Chi conosce bene Michele Emiliano, ai piani alti del Nazareno, è pronto a giurare che le parole dette sul palco della manifestazione barese che doveva essere di solidarietà al sindaco Decaro, ma che si è rivelata un clamoroso boomerang, siano state un incidente. Il problema, però, è che alla base di quella che si sta cercando di derubricare a gaffe ( e che verosimilmente lo è), c’è una questione concreta che si pone ormai da tempo circa la gestibilità politica del governatore pugliese. Perché le frasi dal sen fuggite di Emiliano - si constata amaramente in casa dem - sono l’ennesima spia di una personalità esuberante che non mancherà di creare altri imbarazzi nelle settimane o nei mesi avvenire, su fronti caldi come le Comunali nel capoluogo pugliese, le Europee e, in ultima analisi le stesse Regionali.

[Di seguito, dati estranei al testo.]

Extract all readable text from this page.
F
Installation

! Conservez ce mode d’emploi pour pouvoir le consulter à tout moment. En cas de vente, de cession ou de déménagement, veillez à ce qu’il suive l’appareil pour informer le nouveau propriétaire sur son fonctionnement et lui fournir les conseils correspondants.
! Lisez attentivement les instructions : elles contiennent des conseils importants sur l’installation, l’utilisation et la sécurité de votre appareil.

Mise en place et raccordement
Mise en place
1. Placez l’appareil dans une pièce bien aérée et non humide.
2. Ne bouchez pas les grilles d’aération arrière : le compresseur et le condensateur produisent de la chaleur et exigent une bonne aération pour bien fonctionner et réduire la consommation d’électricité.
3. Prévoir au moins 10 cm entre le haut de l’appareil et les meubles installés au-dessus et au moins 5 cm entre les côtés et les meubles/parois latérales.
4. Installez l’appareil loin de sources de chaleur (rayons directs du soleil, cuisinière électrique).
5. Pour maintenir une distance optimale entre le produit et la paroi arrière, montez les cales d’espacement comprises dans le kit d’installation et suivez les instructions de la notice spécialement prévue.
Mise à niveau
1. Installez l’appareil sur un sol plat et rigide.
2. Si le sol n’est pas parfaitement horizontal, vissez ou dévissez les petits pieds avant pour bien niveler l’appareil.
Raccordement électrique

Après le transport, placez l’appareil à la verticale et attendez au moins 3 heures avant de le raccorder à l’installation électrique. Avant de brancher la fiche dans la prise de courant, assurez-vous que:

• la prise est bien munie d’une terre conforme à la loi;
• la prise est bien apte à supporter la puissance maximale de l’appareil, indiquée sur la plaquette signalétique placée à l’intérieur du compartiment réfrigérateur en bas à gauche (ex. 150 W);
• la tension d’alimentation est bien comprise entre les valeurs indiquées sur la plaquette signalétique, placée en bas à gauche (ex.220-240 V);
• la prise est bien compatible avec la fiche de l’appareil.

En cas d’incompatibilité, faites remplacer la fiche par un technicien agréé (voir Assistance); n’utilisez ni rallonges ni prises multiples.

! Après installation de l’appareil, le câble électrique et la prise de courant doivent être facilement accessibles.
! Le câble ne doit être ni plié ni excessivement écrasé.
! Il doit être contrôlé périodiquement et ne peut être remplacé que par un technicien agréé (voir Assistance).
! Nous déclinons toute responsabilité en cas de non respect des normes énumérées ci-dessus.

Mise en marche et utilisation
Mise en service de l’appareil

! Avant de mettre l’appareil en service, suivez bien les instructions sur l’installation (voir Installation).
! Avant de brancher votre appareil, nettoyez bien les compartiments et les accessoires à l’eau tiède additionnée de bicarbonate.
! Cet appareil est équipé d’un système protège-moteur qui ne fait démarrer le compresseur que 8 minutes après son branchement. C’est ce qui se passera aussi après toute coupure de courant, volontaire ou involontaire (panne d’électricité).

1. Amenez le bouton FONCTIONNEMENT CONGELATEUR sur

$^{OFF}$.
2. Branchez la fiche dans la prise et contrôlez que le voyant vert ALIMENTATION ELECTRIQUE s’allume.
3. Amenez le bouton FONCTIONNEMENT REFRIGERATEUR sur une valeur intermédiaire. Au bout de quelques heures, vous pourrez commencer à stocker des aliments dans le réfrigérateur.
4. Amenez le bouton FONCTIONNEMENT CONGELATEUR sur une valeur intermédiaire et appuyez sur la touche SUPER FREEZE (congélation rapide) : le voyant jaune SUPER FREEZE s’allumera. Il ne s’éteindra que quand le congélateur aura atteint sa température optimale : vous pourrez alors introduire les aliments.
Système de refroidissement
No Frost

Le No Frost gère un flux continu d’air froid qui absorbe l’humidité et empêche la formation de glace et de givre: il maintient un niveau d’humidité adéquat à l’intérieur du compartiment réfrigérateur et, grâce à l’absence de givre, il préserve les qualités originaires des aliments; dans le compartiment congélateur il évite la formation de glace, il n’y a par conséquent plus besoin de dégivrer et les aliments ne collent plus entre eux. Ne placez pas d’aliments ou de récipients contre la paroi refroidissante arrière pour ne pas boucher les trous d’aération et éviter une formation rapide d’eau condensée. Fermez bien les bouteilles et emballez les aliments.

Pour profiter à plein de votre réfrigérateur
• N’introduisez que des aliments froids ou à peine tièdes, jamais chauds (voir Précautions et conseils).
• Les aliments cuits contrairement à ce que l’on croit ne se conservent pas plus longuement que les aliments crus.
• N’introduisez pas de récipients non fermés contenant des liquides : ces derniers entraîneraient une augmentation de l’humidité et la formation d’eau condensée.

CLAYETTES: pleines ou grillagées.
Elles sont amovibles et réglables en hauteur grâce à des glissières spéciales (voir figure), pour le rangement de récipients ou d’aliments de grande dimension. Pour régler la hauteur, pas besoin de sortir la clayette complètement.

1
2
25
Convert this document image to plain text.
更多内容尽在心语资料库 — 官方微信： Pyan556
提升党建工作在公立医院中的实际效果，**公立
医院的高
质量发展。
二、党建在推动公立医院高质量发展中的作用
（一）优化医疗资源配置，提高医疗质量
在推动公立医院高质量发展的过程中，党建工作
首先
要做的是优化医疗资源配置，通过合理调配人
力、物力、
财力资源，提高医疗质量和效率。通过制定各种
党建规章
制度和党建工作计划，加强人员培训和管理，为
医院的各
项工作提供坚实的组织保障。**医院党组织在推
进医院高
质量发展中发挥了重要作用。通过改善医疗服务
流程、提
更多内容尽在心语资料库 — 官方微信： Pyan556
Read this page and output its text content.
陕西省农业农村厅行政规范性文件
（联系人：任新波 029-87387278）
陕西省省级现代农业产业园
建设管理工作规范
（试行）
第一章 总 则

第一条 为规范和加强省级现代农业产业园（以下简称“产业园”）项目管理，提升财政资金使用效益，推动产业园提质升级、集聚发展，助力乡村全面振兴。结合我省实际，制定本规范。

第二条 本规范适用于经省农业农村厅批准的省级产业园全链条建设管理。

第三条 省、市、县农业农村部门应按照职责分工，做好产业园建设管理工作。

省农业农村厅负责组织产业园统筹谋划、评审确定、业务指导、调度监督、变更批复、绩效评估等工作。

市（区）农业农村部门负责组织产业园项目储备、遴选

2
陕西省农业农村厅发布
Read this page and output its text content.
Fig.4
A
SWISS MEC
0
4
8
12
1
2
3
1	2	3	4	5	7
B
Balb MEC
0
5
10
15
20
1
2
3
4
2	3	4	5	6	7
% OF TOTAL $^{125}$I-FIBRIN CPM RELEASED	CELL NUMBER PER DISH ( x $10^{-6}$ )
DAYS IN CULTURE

Di fronte a una piazza piena come in tempi recenti non c’era mai stata a Bari, Emiliano non ha resistito alla tentazione di marcare il territorio, di comunicare alla popolazione che a monte della popolarità di Decaro c’è stata una sua benedizione, una sua intuizione.

Insomma, “l’ho scoperto io”, per dirla con Pippo Baudo ai tempi di Sanremo e di Fantastico. Solo che per l’ansia di rimarcare il proprio peso politico, al governatore - per così dire - è scappata la frizione, tanto da ritrarsi, ai tempi in cui era primo cittadino, così forte da intimare ai familiari di un boss di lasciare in pace un suo collaboratore. A poco sono servite le messe a punto del diretto interessato, che ha parlato di una boutade, e le parziali rettifiche: il caso politico non ha potuto che montare e un centrodestra obiettivamente in difficoltà nel sostenere di non aver fatto pressione su Piantedosi, si è ritrovato tra i piedi un assist insperato dal fuoco amico di Emiliano su Decaro.

Fatta la frittata, l’urgenza dentro il Pd è ora quella di smorzare il caso, supportando la tesi della voce dal sen fuggita, ma anche spostando l’attenzione su altro. E se da una parte il capogruppo al Senato dem nonché protagonista della politica pugliese Francesco Boccia ha parlato di un’ «iperbole» usata da Emiliano, la strategia è quella di puntare sui casi politici attualmente in ballo sul fronte del centrodestra. Tra oggi e domani dovrebbe essere votata la mozione di sfiducia contro Matteo Salvini, ma su questo terreno Elly Schlein non può calcare la mano più di tanto, perché il documento è stato presentato da Azione e le posizioni di politica estera che si contestano al leader leghista non sono poi così distanti da quelle propugnate dal M5S, soprattutto sugli aiuti militati a Kiev.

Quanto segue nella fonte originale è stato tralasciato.